C:ProgramDataAnaconda3libsite-packagesnumpycorenumeric.py in asarray(a, dtype, order)
536
537 """
--> 538 return array(a, dtype, copy=False, order=order)
539
540
ValueError: setting an array element with a sequence.
Try this:
import numpy as np
import pandas as pd
from scipy.spatial.distance import directed_hausdorff
from sklearn.metrics.pairwise import pairwise_distances
from sklearn.cluster import AgglomerativeClustering
df = pd.DataFrame({'id': [1] * 4 + [2] * 5 + [3] * 3, 'x':
np.random.random(12), 'y': np.random.random(12)})
df['xy'] = df[['x','y']].apply(lambda row: [row['x'],row['y']], axis = 1)
df.groupby('id')['xy'].apply(to_np_array)
def some_distance(u, v):
return max(directed_hausdorff(u, v)[0], directed_hausdorff(v, u)[0])
def to_np_array(col):
return np.array(list(col.values))
X = df.groupby('id')['xy'].apply(to_np_array)

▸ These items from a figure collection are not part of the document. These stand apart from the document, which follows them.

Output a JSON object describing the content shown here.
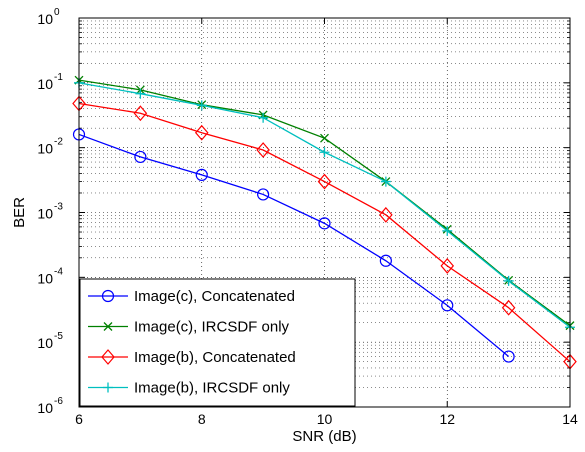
{
  "chart_data": {
    "type": "line",
    "xlabel": "SNR (dB)",
    "ylabel": "BER",
    "y_scale": "log",
    "xlim": [
      6,
      14
    ],
    "ylim": [
      1e-06,
      1
    ],
    "x_ticks": [
      6,
      8,
      10,
      12,
      14
    ],
    "y_ticks": [
      {
        "value": 1,
        "mantissa": "10",
        "exponent": "0"
      },
      {
        "value": 0.1,
        "mantissa": "10",
        "exponent": "-1"
      },
      {
        "value": 0.01,
        "mantissa": "10",
        "exponent": "-2"
      },
      {
        "value": 0.001,
        "mantissa": "10",
        "exponent": "-3"
      },
      {
        "value": 0.0001,
        "mantissa": "10",
        "exponent": "-4"
      },
      {
        "value": 1e-05,
        "mantissa": "10",
        "exponent": "-5"
      },
      {
        "value": 1e-06,
        "mantissa": "10",
        "exponent": "-6"
      }
    ],
    "grid": true,
    "grid_style": "dotted",
    "legend_position": "bottom-left",
    "series": [
      {
        "name": "Image(c), Concatenated",
        "color": "#0000ff",
        "marker": "circle",
        "x": [
          6,
          7,
          8,
          9,
          10,
          11,
          12,
          13
        ],
        "y": [
          0.016,
          0.0072,
          0.0038,
          0.0019,
          0.00068,
          0.00018,
          3.7e-05,
          6e-06
        ]
      },
      {
        "name": "Image(c), IRCSDF only",
        "color": "#008000",
        "marker": "x",
        "x": [
          6,
          7,
          8,
          9,
          10,
          11,
          12,
          13,
          14
        ],
        "y": [
          0.11,
          0.078,
          0.046,
          0.032,
          0.014,
          0.003,
          0.00055,
          9e-05,
          1.8e-05
        ]
      },
      {
        "name": "Image(b), Concatenated",
        "color": "#ff0000",
        "marker": "diamond",
        "x": [
          6,
          7,
          8,
          9,
          10,
          11,
          12,
          13,
          14
        ],
        "y": [
          0.048,
          0.034,
          0.017,
          0.0092,
          0.003,
          0.00092,
          0.00015,
          3.4e-05,
          5e-06
        ]
      },
      {
        "name": "Image(b), IRCSDF only",
        "color": "#00bfbf",
        "marker": "plus",
        "x": [
          6,
          7,
          8,
          9,
          10,
          11,
          12,
          13,
          14
        ],
        "y": [
          0.1,
          0.068,
          0.045,
          0.029,
          0.0085,
          0.003,
          0.00052,
          8.8e-05,
          1.7e-05
        ]
      }
    ]
  }
}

d = np.zeros((len(X),len(X)))
for i, u in enumerate(X):
for j, v in list(enumerate(X))[i:]:
d[i,j] = some_distance(u,v)
d[j,i] = d[i,j]
And now when you print d
you get this:
array([[0. , 0.58928274, 0.40767213],
[0.58928274, 0. , 0.510095 ],
[0.40767213, 0.510095 , 0. ]])
And for clustering:
cluster = AgglomerativeClustering(n_clusters=2, affinity='precomputed', linkage = 'average')
cluster.fit(d)
It would help if you showed some of the variables. Fortunately you gave enough code to run it. For example the dataframe:
In [9]: df
Out[9]:
id x y xy
0 1 0.428437 0.267264 [0.42843730501201727, 0.2672637429997736]

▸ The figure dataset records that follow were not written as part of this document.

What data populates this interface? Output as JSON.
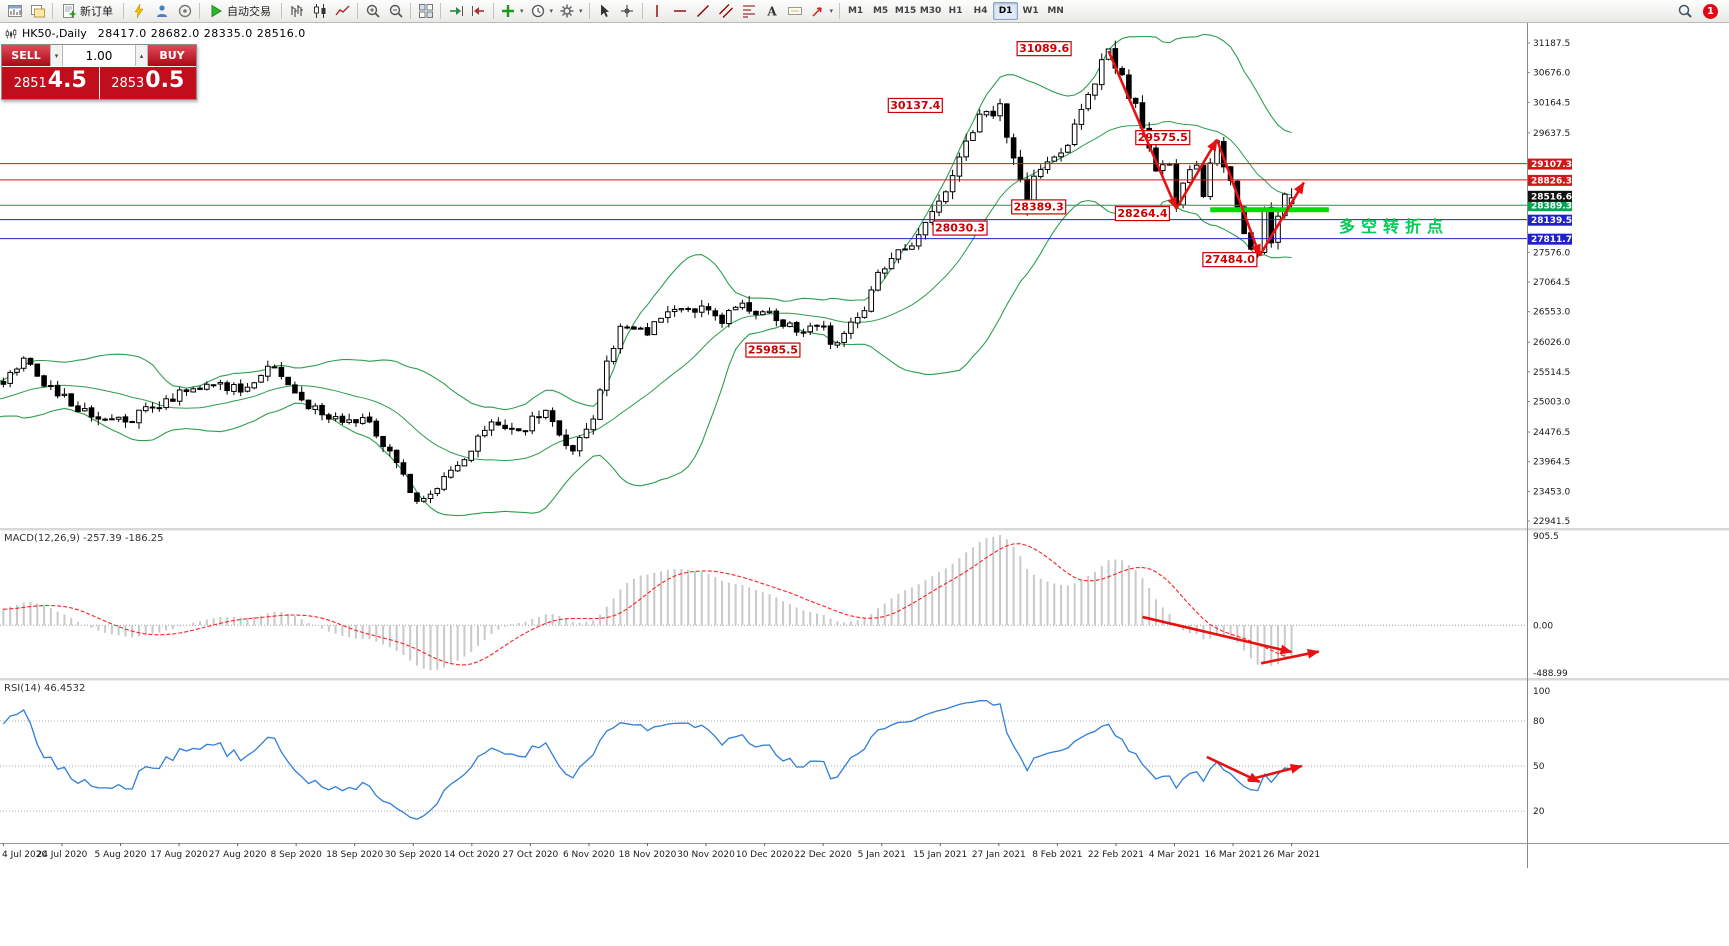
{
  "toolbar": {
    "new_order_label": "新订单",
    "autotrading_label": "自动交易",
    "timeframes": [
      "M1",
      "M5",
      "M15",
      "M30",
      "H1",
      "H4",
      "D1",
      "W1",
      "MN"
    ],
    "active_timeframe": "D1",
    "notification_count": "1"
  },
  "chart_header": {
    "symbol_title": "HK50-,Daily",
    "ohlc": "28417.0 28682.0 28335.0 28516.0"
  },
  "trade_panel": {
    "sell_label": "SELL",
    "buy_label": "BUY",
    "volume": "1.00",
    "bid_small": "2851",
    "bid_big": "4.5",
    "ask_small": "2853",
    "ask_big": "0.5"
  },
  "indicators": {
    "macd_label": "MACD(12,26,9) -257.39 -186.25",
    "rsi_label": "RSI(14) 46.4532"
  },
  "chart_data": {
    "type": "candlestick",
    "symbol": "HK50-",
    "timeframe": "Daily",
    "current_ohlc": {
      "open": 28417.0,
      "high": 28682.0,
      "low": 28335.0,
      "close": 28516.0
    },
    "price_axis": {
      "max": 31187.5,
      "min": 22941.5,
      "tick_labels": [
        "31187.5",
        "30676.0",
        "30164.5",
        "29637.5",
        "27576.0",
        "27064.5",
        "26553.0",
        "26026.0",
        "25514.5",
        "25003.0",
        "24476.5",
        "23964.5",
        "23453.0",
        "22941.5"
      ],
      "last_price_label": "28516.6"
    },
    "x_axis_labels": [
      "4 Jul 2020",
      "24 Jul 2020",
      "5 Aug 2020",
      "17 Aug 2020",
      "27 Aug 2020",
      "8 Sep 2020",
      "18 Sep 2020",
      "30 Sep 2020",
      "14 Oct 2020",
      "27 Oct 2020",
      "6 Nov 2020",
      "18 Nov 2020",
      "30 Nov 2020",
      "10 Dec 2020",
      "22 Dec 2020",
      "5 Jan 2021",
      "15 Jan 2021",
      "27 Jan 2021",
      "8 Feb 2021",
      "22 Feb 2021",
      "4 Mar 2021",
      "16 Mar 2021",
      "26 Mar 2021"
    ],
    "bollinger": {
      "period": 20,
      "deviation": 2,
      "color": "#2e9e4f"
    },
    "horizontal_lines": [
      {
        "price": 29107.3,
        "label": "29107.3",
        "color": "#d01818"
      },
      {
        "price": 28826.3,
        "label": "28826.3",
        "color": "#d01818"
      },
      {
        "price": 28389.3,
        "label": "28389.3",
        "color": "#00a651"
      },
      {
        "price": 28139.5,
        "label": "28139.5",
        "color": "#2020cc"
      },
      {
        "price": 27811.7,
        "label": "27811.7",
        "color": "#2020cc"
      }
    ],
    "support_zone": {
      "price": 28310,
      "i1": 178,
      "i2": 195.5,
      "color": "#00dd00"
    },
    "price_callouts": [
      {
        "text": "31089.6",
        "i": 153.5,
        "price": 31090
      },
      {
        "text": "30137.4",
        "i": 134.5,
        "price": 30110
      },
      {
        "text": "29575.5",
        "i": 171,
        "price": 29555
      },
      {
        "text": "28389.3",
        "i": 152.7,
        "price": 28360
      },
      {
        "text": "28264.4",
        "i": 168,
        "price": 28245
      },
      {
        "text": "28030.3",
        "i": 141.1,
        "price": 27995
      },
      {
        "text": "27484.0",
        "i": 180.9,
        "price": 27450
      },
      {
        "text": "25985.5",
        "i": 113.5,
        "price": 25890
      }
    ],
    "trend_arrows": [
      {
        "i1": 163,
        "p1": 31050,
        "i2": 173,
        "p2": 28330
      },
      {
        "i1": 173,
        "p1": 28330,
        "i2": 179,
        "p2": 29520
      },
      {
        "i1": 179,
        "p1": 29520,
        "i2": 185.3,
        "p2": 27520
      },
      {
        "i1": 185.3,
        "p1": 27520,
        "i2": 191.8,
        "p2": 28780
      }
    ],
    "annotation": {
      "text": "多空转折点",
      "i": 197,
      "price": 27930,
      "color": "#00cc55"
    },
    "macd_panel": {
      "axis": {
        "max": 905.5,
        "min": -488.99,
        "max_label": "905.5",
        "zero_label": "0.00",
        "min_label": "-488.99"
      },
      "histogram_color": "#c9c9c9",
      "signal_color": "#ff2020",
      "arrows": [
        {
          "i1": 168,
          "fy1": 0.585,
          "i2": 190,
          "fy2": 0.823
        },
        {
          "i1": 185.5,
          "fy1": 0.9,
          "i2": 194,
          "fy2": 0.82
        }
      ]
    },
    "rsi_panel": {
      "levels": [
        80,
        50,
        20
      ],
      "axis_labels": [
        "100",
        "80",
        "50",
        "20"
      ],
      "line_color": "#2f7ed8",
      "arrows": [
        {
          "i1": 177.5,
          "fy1": 0.469,
          "i2": 185.3,
          "fy2": 0.623
        },
        {
          "i1": 183.5,
          "fy1": 0.611,
          "i2": 191.5,
          "fy2": 0.525
        }
      ]
    },
    "series_synthesis": {
      "lead_in": 30,
      "total": 221,
      "visible": 191,
      "seed": 11,
      "close_anchors": [
        [
          0,
          24400
        ],
        [
          10,
          24800
        ],
        [
          20,
          25050
        ],
        [
          30,
          25300
        ],
        [
          33,
          25750
        ],
        [
          38,
          25100
        ],
        [
          44,
          24700
        ],
        [
          48,
          24650
        ],
        [
          54,
          25050
        ],
        [
          60,
          25300
        ],
        [
          66,
          25250
        ],
        [
          70,
          25600
        ],
        [
          73,
          25150
        ],
        [
          78,
          24700
        ],
        [
          84,
          24650
        ],
        [
          88,
          23950
        ],
        [
          91,
          23280
        ],
        [
          94,
          23500
        ],
        [
          98,
          24000
        ],
        [
          102,
          24650
        ],
        [
          106,
          24500
        ],
        [
          110,
          24850
        ],
        [
          114,
          24150
        ],
        [
          117,
          24700
        ],
        [
          119,
          25700
        ],
        [
          121,
          26300
        ],
        [
          125,
          26150
        ],
        [
          128,
          26550
        ],
        [
          133,
          26650
        ],
        [
          136,
          26350
        ],
        [
          139,
          26700
        ],
        [
          144,
          26400
        ],
        [
          147,
          26200
        ],
        [
          151,
          26300
        ],
        [
          152,
          25990
        ],
        [
          157,
          26570
        ],
        [
          159,
          27230
        ],
        [
          161,
          27470
        ],
        [
          165,
          27880
        ],
        [
          167,
          28280
        ],
        [
          170,
          28900
        ],
        [
          173,
          29640
        ],
        [
          174,
          29960
        ],
        [
          176,
          29930
        ],
        [
          177,
          30140
        ],
        [
          181,
          28300
        ],
        [
          182,
          28890
        ],
        [
          186,
          29290
        ],
        [
          189,
          30040
        ],
        [
          193,
          31085
        ],
        [
          195,
          30640
        ],
        [
          198,
          29720
        ],
        [
          200,
          28980
        ],
        [
          202,
          29100
        ],
        [
          203,
          28400
        ],
        [
          204,
          28770
        ],
        [
          206,
          29080
        ],
        [
          207,
          28540
        ],
        [
          209,
          29500
        ],
        [
          210,
          29050
        ],
        [
          212,
          28360
        ],
        [
          213,
          27900
        ],
        [
          215,
          27560
        ],
        [
          216,
          28340
        ],
        [
          217,
          27740
        ],
        [
          218,
          28200
        ],
        [
          219,
          28580
        ],
        [
          220,
          28516
        ]
      ],
      "high_overrides": {
        "193": 31089.6
      },
      "low_overrides": {
        "91": 23235,
        "215": 27484.0
      },
      "last_ohlc": [
        28417.0,
        28682.0,
        28335.0,
        28516.0
      ]
    }
  }
}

1 1 0.944687 0.023323 [0.9446872371859233, 0.023322969159167317]
2 1 0.091055 0.683154 [0.09105472832178496, 0.6831542985617349]

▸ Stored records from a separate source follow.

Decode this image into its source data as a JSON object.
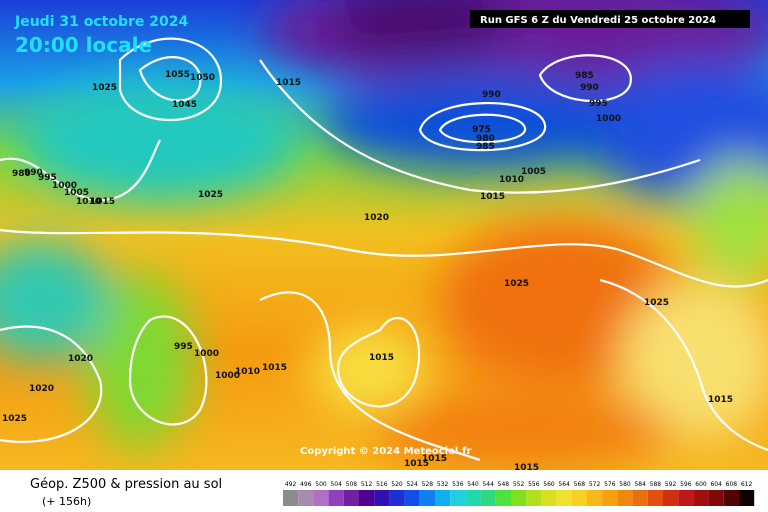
{
  "header": {
    "date": "Jeudi 31 octobre 2024",
    "time": "20:00 locale",
    "run": "Run GFS 6 Z du Vendredi 25 octobre 2024"
  },
  "copyright": "Copyright © 2024 Meteociel.fr",
  "legend": {
    "title": "Géop. Z500 & pression au sol",
    "lead": "(+ 156h)",
    "scale": [
      492,
      496,
      500,
      504,
      508,
      512,
      516,
      520,
      524,
      528,
      532,
      536,
      540,
      544,
      548,
      552,
      556,
      560,
      564,
      568,
      572,
      576,
      580,
      584,
      588,
      592,
      596,
      600,
      604,
      608,
      612
    ]
  },
  "isobar_labels": [
    1055,
    1050,
    1045,
    1025,
    1015,
    1025,
    1020,
    990,
    985,
    990,
    995,
    1000,
    975,
    980,
    985,
    1005,
    1010,
    1015,
    1025,
    1025,
    995,
    1000,
    1000,
    1010,
    1015,
    1015,
    1020,
    1020,
    1025,
    1015,
    1015,
    1015,
    1015,
    1015,
    1010,
    1005,
    1000,
    995,
    990,
    980
  ]
}
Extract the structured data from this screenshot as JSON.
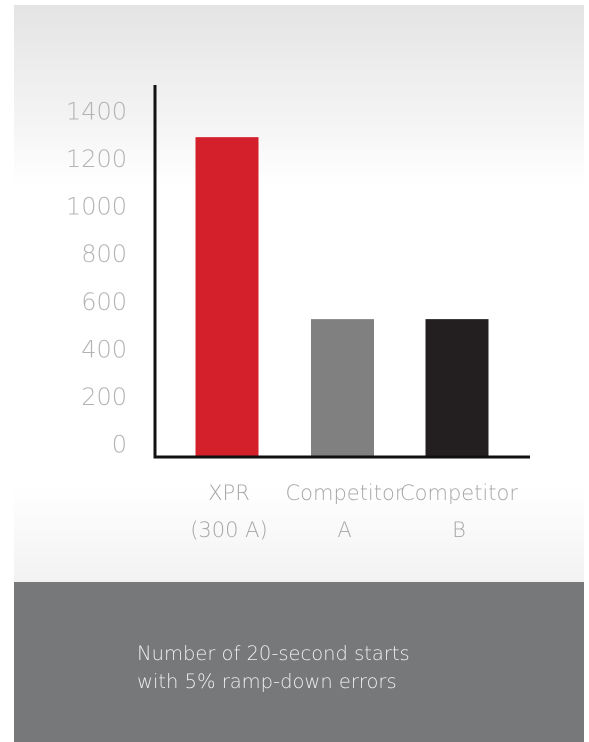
{
  "chart_data": {
    "type": "bar",
    "categories": [
      [
        "XPR",
        "(300 A)"
      ],
      [
        "Competitor",
        "A"
      ],
      [
        "Competitor",
        "B"
      ]
    ],
    "values": [
      1290,
      525,
      525
    ],
    "colors": [
      "#d4202a",
      "#808080",
      "#231f20"
    ],
    "yticks": [
      "0",
      "200",
      "400",
      "600",
      "800",
      "1000",
      "1200",
      "1400"
    ],
    "ylim": [
      0,
      1400
    ],
    "grid": false
  },
  "caption": {
    "line1": "Number of 20-second starts",
    "line2": "with 5% ramp-down errors"
  }
}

3 1 0.474522 0.313541 [0.4745222021519122, 0.3135405569298565]
4 2 0.835237 0.491541 [0.8352366339973815, 0.4915408434083248]
5 2 0.905918 0.854030 [0.9059178939221513, 0.8540297797160584]
6 2 0.182154 0.909656 [0.18215390836391654, 0.9096555360282939]
7 2 0.225270 0.522193 [0.22527013482912195, 0.5221926076838651]
8 2 0.924208 0.858627 [0.9242076604008371, 0.8586274362498842]
9 3 0.419813 0.634741 [0.41981292371175905, 0.6347409684931891]
10 3 0.954141 0.795452 [0.9541413559045294, 0.7954524369652217]
11 3 0.896593 0.271187 [0.8965932351250882, 0.2711872631673109]
And your X
:
In [10]: X
Out[10]:
array([array([[0.42843731, 0.26726374],
[0.94468724, 0.02332297],
[0.09105473, 0.6831543 ],
[0.4745222 , 0.31354056]]),
array([[0.83523663, 0.49154084],
[0.90591789, 0.85402978],
[0.18215391, 0.90965554],
[0.22527013, 0.52219261],
[0.92420766, 0.85862744]]),
array([[0.41981292, 0.63474097],
[0.95414136, 0.79545244],
[0.89659324, 0.27118726]])], dtype=object)
That is a (3,) object array – in effect a list of 3 2d arrays, with different sizes ((3,2),(5,2),(4,2)). That’s one array for each group.
How is pairwise
supposed to feed that to your distance code? pairwise
docs says X
should be a (n,m)
array – n samples, m features. Your X
doesn’t fit that description!
The error is probably produced by when trying to make a float array from X
:
In [12]: np.asarray(X,dtype=float)
---------------------------------------------------------------------------
ValueError Traceback (most recent call last)
<ipython-input-12-a6e08bb1590c> in <module>
----> 1 np.asarray(X,dtype=float)
/usr/local/lib/python3.6/dist-packages/numpy/core/numeric.py in asarray(a, dtype, order)
536
537 """
--> 538 return array(a, dtype, copy=False, order=order)
539
540
ValueError: setting an array element with a sequence.